With August 30th come and gone, the full impact of the Canadian province of Alberta's May 1st reduction in its generic price cap from 35% to 18% should soon make itself known. For August 30th marked the end of the so-called "conditional exception" that was granted to the vast majority of the 2,804 medicines subject to the new cap - i.e., the grace period during which the government continued to pay higher rates, while seeking justification from manufacturers as to why they did not meet the former's demands. Given the controversy that initially erupted over this policy, we should expect to see more debate in the near future.

A bold move from Alberta
The Alberta government announced its new generics policy as part of its 7th of March budget. In what came as something of a surprise to the public, the indebted province demanded that, from May 1st 2013, all generics be capped at a maximum of 18% of the price of their branded counterpart. The 18% figure puts Alberta squarely on the map as that province with the lowest price cap in the country, beating British Columbia's 20% cap which is expected to come into force from April of next year. Hitherto, Ontario had been leading the charge with regards to generic cost-containment, taking its own cap down to 35% as of 1 April 2011 and 25% as of 1 April 2012.

However, we have seen the 18% figure before. Earlier this year, I wrote about the Generic Pricing Initiative, which saw the prices of six commonly-prescribed generic medicines come down to 18% of the price of the relevant originator nationwide on 1st of April 2013. This initiative emerged from the debate around "bulk purchasing," something of an umbrella term which has been used to describe the provinces' exploration of ways to leverage their collective buying power.

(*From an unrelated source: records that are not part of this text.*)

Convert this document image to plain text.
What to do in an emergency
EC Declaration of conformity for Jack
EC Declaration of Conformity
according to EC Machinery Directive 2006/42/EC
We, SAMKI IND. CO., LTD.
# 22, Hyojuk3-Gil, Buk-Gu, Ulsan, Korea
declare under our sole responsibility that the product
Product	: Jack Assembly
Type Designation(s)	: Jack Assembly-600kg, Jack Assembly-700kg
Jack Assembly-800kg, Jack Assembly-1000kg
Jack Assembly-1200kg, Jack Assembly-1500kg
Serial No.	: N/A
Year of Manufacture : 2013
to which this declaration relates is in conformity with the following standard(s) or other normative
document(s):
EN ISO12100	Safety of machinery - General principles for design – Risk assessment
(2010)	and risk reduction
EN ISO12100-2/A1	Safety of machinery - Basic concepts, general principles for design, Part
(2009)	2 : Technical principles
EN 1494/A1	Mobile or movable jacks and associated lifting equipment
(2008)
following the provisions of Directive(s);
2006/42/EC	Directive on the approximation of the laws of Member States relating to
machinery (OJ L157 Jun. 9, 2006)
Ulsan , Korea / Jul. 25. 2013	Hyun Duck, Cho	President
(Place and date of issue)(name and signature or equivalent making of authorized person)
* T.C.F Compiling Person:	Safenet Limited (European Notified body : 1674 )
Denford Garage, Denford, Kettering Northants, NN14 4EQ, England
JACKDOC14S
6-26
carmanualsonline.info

A majority fall - but not quite far enough
Alberta's move sparked major controversy in the province, stirring debate amongst the generics industry and pharmacists. There have been accusations that the policy will have a significant impact on the bottom line of retail pharmacy, especially independents. Calls for an increase in pharmacist dispensing fees - which have remained more-or-less flat over the years - have been ignited, given pharmacist fears that the new pricing policy will impact the willingness of manufacturers to grant rebates.

The government drive to put in place a new "services" model (enabling pharmacists to gain fees from enhanced offerings such as provision of care plans or administering injections) has been met with some scepticism, with claims that this model will incur its own upfront costs and struggle to replace lost revenue. Meanwhile, there are reports that the country-wide generics cost-containment effort has been impacting even the large retail players.

In fact, only a fraction of the multi-source generic medicines impacted by Alberta's new policy actually saw their prices change in line with the province's demands, as reported back in May. A mere 1.5% allegedly dropped to the 18% rate, although around 77.4% took some form of price cut in total. The majority reportedly fell to 25% on average, which has become something of a standard since implementation of Ontario's latest policy. In reality, as reported at the time, manufacturers are not bound by this request. What is more, while the province could in theory simply delist those medicines whose manufactures do not comply, additional policy dictates that alternative supplies must be found before the government can do so. Hence the outcome that manufacturers were granted the conditional exception.

The onward march of cost-containment
Still, the recent expiry of that exception means we should soon see more discussion around this issue. The outcome is significant, as multiple provinces have policies which stipulate that their generic price cannot exceed that of the lowest price found in any provincial formulary - meaning Alberta's bold move will have ripple effects across the country irrespective of whether additional provinces actively implement the same policy. What is clear is that the generics cost-containment drive shows no sign of slowing pace in Canada.